By Nada Badawi
Opposition figure and founder of the Al-Tayar Al-Sha’aby Party Hamdeen Sabbahi has voiced his rejection of the proposed $4.8bn International Monetary Fund (IMF) loan to Egypt, after the IMF delegation met with him on Saturday.
Sabbahi said in a press release issued by his party that he “refuses the loan if eliminating subsidies and raising prices would take place, hurting the poor”.
An IMF delegation has scheduled meetings with a number of opposition figures since last week to learn more about their stance on the loan package.
The IMF has been holding talks in Cairo with the Egyptian Cabinet since 4 April concerning a revised economic programme that includes a gradual reform of costly fuel subsidies, and an extension of sales tax to fewer items than previously planned.
Heba Yassin, media spokesperson of Al-Tayar Al-Sha’aby, said that the party cannot approve the loan “due to the preconditions that the IMF set”, specifically the austerity decisions.
Sabbahi said that he would be supportive of any “unconditional support for the Egyptian economy which encourages investment and development”.
“Approving the loan could push the Egyptian economy into a series of debts that it cannot afford at this moment,” Yassin added.
Amr Hamzawy, leader of the Freedom Egypt Party, said on his Twitter account that he had discussed his concerns with the delegation on Saturday, such as the economic and financial crisis in Egypt.
Hamzawy demanded the Egyptian government “address the crisis effectively and manage its talks with the IMF transparently”.
“The fact [is] that the current political environment, in which national consensus is absent, adds to the explosive nature of the crisis,” he said via his Twitter account.
Media reports have recently published news of Egypt likely requesting an increase on the planned $4.8bn loan.
Yassin however stated that such news had not been received by the party or its members, saying: “We have no knowledge of such news, which is a clear indication of the government’s lack of transparency about the loan.”
“Our public opinion does not have real information about the talks nor the loan, therefore populism and generalisations loom large,” Hamzawy said on Twitter.
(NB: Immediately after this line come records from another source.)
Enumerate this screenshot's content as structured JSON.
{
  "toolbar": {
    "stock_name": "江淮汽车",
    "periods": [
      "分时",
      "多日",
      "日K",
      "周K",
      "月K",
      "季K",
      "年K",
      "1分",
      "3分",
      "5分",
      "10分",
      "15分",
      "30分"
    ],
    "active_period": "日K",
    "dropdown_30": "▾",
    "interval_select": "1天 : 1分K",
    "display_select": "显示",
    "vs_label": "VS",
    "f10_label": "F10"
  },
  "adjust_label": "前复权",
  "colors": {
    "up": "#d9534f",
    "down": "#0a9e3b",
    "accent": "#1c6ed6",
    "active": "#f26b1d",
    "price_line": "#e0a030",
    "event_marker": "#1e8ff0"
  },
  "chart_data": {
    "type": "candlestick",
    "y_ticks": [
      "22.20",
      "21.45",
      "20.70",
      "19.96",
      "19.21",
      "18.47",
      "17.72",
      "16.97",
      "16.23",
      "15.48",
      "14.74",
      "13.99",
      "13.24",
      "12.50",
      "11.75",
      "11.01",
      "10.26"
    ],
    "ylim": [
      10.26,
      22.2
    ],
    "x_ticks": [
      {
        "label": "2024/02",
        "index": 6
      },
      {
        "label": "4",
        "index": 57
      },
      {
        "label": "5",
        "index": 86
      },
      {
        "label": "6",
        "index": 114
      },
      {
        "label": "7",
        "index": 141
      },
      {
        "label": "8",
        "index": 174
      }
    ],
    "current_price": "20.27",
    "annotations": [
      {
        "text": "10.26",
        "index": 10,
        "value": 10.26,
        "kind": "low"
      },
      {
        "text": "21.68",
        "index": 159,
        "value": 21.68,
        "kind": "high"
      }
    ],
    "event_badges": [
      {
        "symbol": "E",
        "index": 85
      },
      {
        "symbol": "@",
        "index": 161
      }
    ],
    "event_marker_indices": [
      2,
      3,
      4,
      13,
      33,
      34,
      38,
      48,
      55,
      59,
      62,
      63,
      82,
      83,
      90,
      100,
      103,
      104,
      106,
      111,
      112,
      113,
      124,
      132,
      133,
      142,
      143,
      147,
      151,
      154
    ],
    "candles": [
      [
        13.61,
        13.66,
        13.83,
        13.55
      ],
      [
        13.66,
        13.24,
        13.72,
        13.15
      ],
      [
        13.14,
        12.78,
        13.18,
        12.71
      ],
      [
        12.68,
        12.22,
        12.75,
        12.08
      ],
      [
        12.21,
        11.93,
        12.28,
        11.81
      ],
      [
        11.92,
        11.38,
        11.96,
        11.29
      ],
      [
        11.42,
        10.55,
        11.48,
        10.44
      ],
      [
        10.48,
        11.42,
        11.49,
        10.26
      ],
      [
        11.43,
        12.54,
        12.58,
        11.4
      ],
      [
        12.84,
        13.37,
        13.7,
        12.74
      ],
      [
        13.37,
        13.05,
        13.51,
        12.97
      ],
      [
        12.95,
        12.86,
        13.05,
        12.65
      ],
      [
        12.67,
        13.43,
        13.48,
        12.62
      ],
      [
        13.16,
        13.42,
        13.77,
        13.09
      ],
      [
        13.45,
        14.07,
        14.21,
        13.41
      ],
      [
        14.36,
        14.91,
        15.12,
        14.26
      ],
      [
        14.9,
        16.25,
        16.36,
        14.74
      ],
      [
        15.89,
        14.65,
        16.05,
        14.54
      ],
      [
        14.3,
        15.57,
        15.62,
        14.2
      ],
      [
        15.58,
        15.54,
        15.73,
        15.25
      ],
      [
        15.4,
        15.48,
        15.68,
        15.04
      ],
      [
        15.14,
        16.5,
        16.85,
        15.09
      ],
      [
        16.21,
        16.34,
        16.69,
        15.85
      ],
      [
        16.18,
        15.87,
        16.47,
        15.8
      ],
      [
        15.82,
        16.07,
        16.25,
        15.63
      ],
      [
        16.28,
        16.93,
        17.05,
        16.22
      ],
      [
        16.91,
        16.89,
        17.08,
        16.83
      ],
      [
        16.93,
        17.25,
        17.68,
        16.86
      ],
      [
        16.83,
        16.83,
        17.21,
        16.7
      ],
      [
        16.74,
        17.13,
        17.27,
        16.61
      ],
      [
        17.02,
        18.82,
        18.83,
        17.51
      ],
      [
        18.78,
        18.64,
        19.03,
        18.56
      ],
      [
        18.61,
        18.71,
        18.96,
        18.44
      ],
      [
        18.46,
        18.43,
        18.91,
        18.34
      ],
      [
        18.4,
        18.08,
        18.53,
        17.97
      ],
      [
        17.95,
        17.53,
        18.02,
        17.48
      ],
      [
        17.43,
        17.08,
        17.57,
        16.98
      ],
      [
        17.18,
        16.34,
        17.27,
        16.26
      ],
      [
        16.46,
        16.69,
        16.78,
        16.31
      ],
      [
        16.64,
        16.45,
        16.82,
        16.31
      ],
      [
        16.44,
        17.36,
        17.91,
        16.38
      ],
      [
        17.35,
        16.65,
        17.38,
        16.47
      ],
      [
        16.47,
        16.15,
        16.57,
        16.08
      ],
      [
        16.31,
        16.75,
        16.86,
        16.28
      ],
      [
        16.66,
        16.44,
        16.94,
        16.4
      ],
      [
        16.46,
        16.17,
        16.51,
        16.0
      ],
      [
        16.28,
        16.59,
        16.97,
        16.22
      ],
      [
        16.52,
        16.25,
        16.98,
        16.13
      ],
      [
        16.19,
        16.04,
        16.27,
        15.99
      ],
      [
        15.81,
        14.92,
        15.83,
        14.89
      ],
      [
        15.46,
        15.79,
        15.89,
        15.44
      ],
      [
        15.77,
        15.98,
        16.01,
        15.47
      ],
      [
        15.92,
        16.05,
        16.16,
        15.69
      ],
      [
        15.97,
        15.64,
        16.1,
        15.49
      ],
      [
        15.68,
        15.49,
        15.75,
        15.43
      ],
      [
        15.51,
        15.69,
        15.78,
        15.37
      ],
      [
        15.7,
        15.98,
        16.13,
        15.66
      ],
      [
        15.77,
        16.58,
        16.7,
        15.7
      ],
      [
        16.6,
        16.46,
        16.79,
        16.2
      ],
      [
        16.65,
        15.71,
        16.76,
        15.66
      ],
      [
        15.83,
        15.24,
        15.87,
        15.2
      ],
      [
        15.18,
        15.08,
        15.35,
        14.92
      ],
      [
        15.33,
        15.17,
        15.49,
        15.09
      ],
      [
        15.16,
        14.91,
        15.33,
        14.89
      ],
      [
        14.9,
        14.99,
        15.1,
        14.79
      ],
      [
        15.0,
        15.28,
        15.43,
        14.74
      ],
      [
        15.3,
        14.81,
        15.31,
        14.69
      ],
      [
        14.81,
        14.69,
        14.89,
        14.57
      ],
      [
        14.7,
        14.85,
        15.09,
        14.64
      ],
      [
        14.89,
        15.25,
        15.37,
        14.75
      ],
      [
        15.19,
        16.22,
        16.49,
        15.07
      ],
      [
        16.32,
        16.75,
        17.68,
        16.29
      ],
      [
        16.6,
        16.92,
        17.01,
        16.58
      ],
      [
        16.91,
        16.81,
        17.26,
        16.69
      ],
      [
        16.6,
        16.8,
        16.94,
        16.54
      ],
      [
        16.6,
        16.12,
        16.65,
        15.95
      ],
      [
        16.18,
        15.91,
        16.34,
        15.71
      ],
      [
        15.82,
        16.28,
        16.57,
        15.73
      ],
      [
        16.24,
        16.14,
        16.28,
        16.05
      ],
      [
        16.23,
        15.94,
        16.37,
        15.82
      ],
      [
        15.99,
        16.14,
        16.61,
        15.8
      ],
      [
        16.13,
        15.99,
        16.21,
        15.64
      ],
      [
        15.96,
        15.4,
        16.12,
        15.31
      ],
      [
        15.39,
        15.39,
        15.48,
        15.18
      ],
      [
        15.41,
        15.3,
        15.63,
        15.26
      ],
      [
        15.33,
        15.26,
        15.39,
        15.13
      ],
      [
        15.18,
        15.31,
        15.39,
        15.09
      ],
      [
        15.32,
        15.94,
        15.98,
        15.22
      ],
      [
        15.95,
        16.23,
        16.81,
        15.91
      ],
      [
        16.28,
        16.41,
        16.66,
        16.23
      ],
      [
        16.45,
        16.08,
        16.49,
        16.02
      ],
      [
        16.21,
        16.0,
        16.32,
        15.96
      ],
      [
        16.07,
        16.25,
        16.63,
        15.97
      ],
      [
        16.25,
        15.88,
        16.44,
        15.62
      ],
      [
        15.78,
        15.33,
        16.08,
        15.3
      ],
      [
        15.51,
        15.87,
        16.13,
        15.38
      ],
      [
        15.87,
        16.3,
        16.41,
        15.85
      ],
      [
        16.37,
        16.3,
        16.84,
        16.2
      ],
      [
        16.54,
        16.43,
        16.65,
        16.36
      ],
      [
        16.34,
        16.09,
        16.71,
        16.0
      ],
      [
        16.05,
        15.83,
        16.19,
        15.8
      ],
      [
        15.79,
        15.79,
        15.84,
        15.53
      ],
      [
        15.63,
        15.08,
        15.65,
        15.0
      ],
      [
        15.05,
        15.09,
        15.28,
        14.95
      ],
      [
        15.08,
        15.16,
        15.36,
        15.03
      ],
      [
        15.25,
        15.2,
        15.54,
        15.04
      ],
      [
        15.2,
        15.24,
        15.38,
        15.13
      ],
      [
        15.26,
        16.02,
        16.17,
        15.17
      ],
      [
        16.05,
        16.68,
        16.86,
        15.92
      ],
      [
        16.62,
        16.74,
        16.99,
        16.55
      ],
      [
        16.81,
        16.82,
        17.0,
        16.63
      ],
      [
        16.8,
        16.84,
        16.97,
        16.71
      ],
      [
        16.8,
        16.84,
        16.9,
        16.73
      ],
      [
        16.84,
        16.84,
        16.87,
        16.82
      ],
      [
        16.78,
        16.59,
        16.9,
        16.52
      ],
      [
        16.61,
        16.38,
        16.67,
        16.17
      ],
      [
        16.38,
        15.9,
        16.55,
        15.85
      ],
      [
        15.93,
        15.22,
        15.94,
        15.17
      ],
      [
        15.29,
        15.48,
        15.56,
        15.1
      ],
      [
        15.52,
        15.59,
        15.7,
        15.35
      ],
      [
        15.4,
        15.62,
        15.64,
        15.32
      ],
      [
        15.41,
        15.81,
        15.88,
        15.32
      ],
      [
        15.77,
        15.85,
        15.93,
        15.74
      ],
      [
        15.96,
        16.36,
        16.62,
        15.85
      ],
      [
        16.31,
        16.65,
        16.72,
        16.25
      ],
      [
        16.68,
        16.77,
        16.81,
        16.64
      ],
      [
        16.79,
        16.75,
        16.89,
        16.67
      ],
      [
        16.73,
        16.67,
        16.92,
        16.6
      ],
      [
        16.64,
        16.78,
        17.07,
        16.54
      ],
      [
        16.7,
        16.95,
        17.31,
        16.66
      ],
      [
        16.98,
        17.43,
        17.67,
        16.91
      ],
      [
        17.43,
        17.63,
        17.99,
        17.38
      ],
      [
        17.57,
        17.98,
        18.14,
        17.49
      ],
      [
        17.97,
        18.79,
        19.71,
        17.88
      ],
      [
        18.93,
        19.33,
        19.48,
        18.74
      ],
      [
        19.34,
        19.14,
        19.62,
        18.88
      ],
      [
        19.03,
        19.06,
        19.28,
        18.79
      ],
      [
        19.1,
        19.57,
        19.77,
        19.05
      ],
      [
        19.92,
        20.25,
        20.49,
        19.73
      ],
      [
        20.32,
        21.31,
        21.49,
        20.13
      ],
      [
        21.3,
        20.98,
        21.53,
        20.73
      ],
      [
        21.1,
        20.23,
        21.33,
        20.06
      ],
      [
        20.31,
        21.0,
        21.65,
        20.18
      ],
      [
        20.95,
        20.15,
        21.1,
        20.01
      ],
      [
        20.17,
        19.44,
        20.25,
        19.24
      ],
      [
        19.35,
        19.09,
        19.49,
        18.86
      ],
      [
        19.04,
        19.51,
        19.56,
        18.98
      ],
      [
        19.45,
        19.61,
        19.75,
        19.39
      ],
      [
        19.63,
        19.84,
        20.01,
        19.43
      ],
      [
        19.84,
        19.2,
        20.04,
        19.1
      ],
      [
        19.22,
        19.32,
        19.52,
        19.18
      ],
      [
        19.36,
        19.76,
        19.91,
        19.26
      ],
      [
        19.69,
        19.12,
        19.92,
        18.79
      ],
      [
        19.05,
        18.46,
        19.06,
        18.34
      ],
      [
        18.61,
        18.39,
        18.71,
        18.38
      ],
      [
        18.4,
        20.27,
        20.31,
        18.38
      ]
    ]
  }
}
Sabbahi warned of the economic repercussions that could result from approving the loan, saying that it could lead to further harm for the economy.
“The IMF’s conditions for the loan have already started to be implemented, including price hikes and removals of subsidies,” he said.
Last month, the Egyptian government presented an economic programme to the IMF which involved measures to cut the budget deficit, including slashing subsidies and raising taxes.
Observers believe the IMF wants Egyptian authorities to put forward an economic plan that garners some level of political consensus.
Last December, President Mohamed Morsi reversed a decision to introduce tax hikes, in fear of a public outcry.
“The $4.8bn loan should not include conditions,” Sabbahi added. “The government should have the freedom to determine how the money is used.”
Sabbahi stated that loan should foster employment and investments and help young people and small farmers to establish projects.
The Al-Tayar Al-Sha’aby launched a campaign against the IMF last November, accusing the international lender of “causing Egypt poverty” and citing its perceived interference in Egyptian politics.
Earlier on Saturday, the IMF delegation met with representatives of the Salafi Al-Nour Party.
“We heard the IMF’s view, and it became clear to us that they are asking for some reforms to the tax system, and their view is that there must be a review of subsidies,” said Abdallah Badran of the Al-Nour Party to Reuters after meeting IMF negotiators.
“This, in our view, will increase the burdens on the poor.”
Meanwhile, Egypt reportedly received $5bn in aid last week from countries like Qatar and Libya in an attempt to prop up the ailing economy.